Wednesday, March 31, 2010

Can a tomato plant provide a new treatment for GBM?

This recently published paper from Stockholm inserted a gene from a tomato plant into GBM cells and made them more susceptible to treatment.

How does this work?

It is called suicide gene therapy. And this is the concept: find a gene coding for an enzyme that human cells don't have. Insert that gene only into cancer cells--not normal cells. This enzyme works by taking a harmless "pro-drug" and converting it into a toxic compound. Early attempts at this therapy used the enzyme thymidine kinase from the herpes simplex virus. This enzyme converts the drug ganciclovir into a compound that stops DNA synthesis. If a cancer cell can't make new DNA, it will eventually die.

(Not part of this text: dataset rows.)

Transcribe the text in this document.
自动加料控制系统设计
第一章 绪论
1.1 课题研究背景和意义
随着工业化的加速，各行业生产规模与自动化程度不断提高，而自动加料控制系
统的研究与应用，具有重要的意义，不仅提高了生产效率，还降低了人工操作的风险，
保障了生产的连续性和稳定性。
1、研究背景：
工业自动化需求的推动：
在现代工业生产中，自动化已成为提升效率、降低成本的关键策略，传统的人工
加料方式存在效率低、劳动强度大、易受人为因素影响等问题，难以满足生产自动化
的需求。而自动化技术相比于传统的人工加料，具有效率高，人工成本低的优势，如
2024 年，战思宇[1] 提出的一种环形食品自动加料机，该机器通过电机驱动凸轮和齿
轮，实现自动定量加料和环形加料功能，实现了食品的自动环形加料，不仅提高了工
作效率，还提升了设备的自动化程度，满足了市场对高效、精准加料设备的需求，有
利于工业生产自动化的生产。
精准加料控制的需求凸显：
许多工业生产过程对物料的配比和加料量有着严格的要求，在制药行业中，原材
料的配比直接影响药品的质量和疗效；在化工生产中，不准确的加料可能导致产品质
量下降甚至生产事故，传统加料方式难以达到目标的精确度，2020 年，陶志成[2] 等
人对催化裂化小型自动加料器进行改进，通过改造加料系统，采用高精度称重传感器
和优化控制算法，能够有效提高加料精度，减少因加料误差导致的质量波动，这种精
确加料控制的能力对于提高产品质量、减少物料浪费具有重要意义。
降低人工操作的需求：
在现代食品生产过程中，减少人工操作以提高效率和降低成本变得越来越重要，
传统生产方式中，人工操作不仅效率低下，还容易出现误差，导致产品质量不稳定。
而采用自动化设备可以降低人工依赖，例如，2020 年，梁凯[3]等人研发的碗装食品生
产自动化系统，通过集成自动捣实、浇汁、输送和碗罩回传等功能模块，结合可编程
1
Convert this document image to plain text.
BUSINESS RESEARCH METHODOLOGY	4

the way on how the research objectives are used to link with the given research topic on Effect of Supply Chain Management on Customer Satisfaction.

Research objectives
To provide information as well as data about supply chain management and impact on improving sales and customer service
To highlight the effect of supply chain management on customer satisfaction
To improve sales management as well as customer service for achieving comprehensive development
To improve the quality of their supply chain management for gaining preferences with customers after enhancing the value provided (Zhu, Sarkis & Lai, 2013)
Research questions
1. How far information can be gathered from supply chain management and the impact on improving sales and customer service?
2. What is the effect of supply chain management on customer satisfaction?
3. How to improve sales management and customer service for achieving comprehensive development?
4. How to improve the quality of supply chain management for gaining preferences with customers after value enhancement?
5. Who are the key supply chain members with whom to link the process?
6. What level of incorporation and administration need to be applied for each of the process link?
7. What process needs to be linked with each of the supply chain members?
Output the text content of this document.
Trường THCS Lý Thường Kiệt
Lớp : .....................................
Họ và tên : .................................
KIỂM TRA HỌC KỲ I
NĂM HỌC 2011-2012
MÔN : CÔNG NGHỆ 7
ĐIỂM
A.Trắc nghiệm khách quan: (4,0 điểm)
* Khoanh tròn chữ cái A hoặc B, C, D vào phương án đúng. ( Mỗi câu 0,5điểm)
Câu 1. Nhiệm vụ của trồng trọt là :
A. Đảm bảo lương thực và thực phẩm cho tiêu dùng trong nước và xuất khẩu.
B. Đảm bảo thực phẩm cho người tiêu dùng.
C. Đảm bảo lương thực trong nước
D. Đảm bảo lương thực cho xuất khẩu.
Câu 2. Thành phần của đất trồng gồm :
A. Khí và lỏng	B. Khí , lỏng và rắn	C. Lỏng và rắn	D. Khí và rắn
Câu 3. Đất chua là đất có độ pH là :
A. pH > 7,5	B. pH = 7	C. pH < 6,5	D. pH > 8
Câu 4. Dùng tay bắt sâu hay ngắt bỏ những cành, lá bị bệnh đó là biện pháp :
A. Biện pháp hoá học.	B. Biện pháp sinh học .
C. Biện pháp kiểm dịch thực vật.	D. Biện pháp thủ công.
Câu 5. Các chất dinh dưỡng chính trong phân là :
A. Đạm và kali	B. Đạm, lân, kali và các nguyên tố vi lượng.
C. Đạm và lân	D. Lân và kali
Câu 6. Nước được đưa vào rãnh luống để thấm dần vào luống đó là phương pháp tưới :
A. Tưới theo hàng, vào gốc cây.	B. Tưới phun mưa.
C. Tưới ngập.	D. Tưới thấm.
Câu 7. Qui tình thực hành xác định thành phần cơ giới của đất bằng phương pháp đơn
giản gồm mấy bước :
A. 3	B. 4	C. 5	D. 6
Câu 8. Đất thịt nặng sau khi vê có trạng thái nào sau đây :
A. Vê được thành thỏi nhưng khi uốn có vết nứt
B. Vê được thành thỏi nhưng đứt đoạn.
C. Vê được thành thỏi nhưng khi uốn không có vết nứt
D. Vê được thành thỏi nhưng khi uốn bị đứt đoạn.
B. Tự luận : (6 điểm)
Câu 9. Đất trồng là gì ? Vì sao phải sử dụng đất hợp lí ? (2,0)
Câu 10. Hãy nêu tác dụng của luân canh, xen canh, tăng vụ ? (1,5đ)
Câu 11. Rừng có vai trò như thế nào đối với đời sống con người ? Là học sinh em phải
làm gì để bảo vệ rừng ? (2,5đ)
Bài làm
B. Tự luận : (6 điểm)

The current paper uses the thymidine kinase gene from the tomato plant. The gene is delivered to GBM cells by neural stem cells. The tomato thymidine kinase acts on the drug AZT and converts it into compounds that interfere with DNA synthesis.

AZT might sound familiar. It is a retroviral agent used to treat patients with HIV. Jerome Horwitz first created the compound in 1964 while at the Karmanos Cancer Center in Detroit. The drug works by preventing the RNA of the HIV virus changing itself into DNA.

While tomato gene therapy may or may not make it to clinical trial stage, it is important for you to know that throughout the world, creative and ingenious new treatments for GBM are being developed all the time.